ヨーロッパとはたんに地理的名称をいうのではなく、固有の伝統を有するひとつの「意味統一体」である。クルツィウスは歴史研究の根底をなすひとつの学問的技術たる文献学を駆使することにより、この事実を見事に証明する。西洋文化のもつ空間的時間的統一性をあらたな方法によって照らし出す試みにおいて、ひとつの立脚点となるのは、ウェルギリウスとダンテのあいだに横たわる十三の世紀の教養語たる「ラテン語の世界」である。もうひとつはギリシア、ローマから十六、七世紀に至るあいだの諸文学、すなわちヨーロッパ文学である。かかる楕円構造よりなる広大な文学空間を、著者は細心に精査しつつ、各テキストのなかに文学的伝統の連続性を探りあてる。
「文学」という言葉の出自、「古典的著作家」の概念の歴史、「マニリスムス」と定義される反古典主義的諸潮流、そして「トポス論」などの諸テーマについて、歴史的な詳述がなされ、読者はおのずとヨーロッパ文学の全体考察へと導かれる。
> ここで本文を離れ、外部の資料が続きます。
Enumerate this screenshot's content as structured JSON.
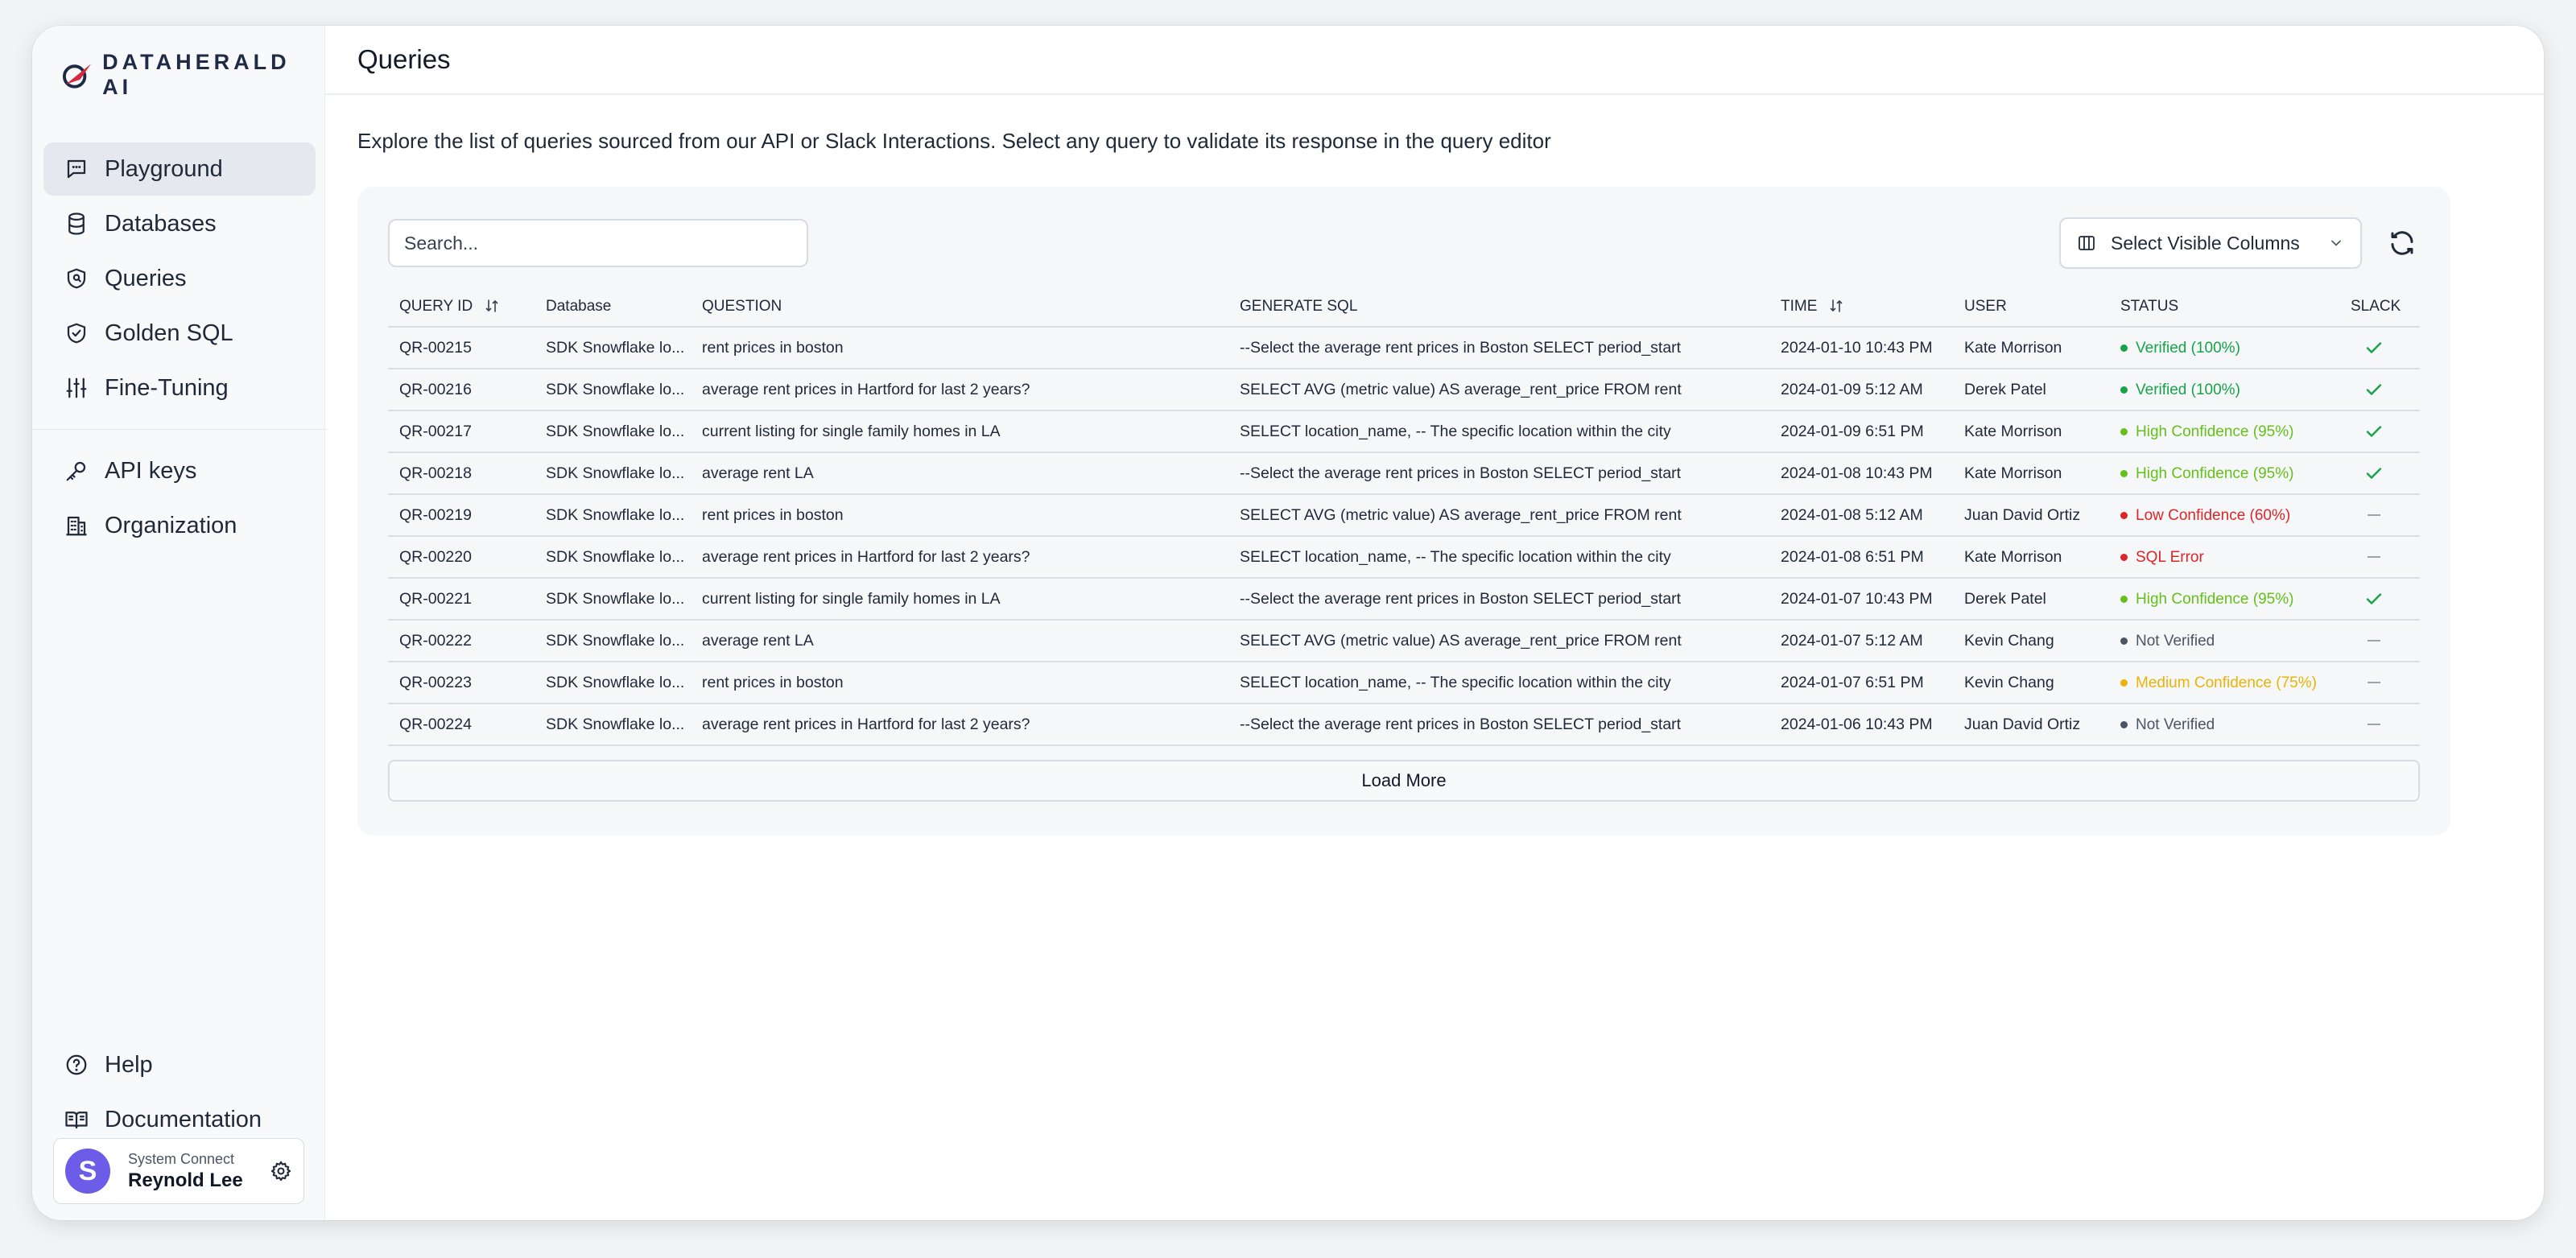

「文学の現象学」を志向する厳密な方法論にもとづきながら、これはまたその背後に現代西洋文化にたいする危機意識をもった文明批判の書物である。ナチの神話と暴力による「尺度と価値」の崩壊、それにひきつづく不毛な「荒地」としての現代的情況。これに対抗して、本書は遠く中世を根拠地にとりながら、あらたな人文主義の旗のもとに知的迂回戦を展開している。デラシネの時代にあって、文学的伝統の根元を歴史的に証明した本書が、ゲーテ賞を得たことはきわめて当然のことといえよう。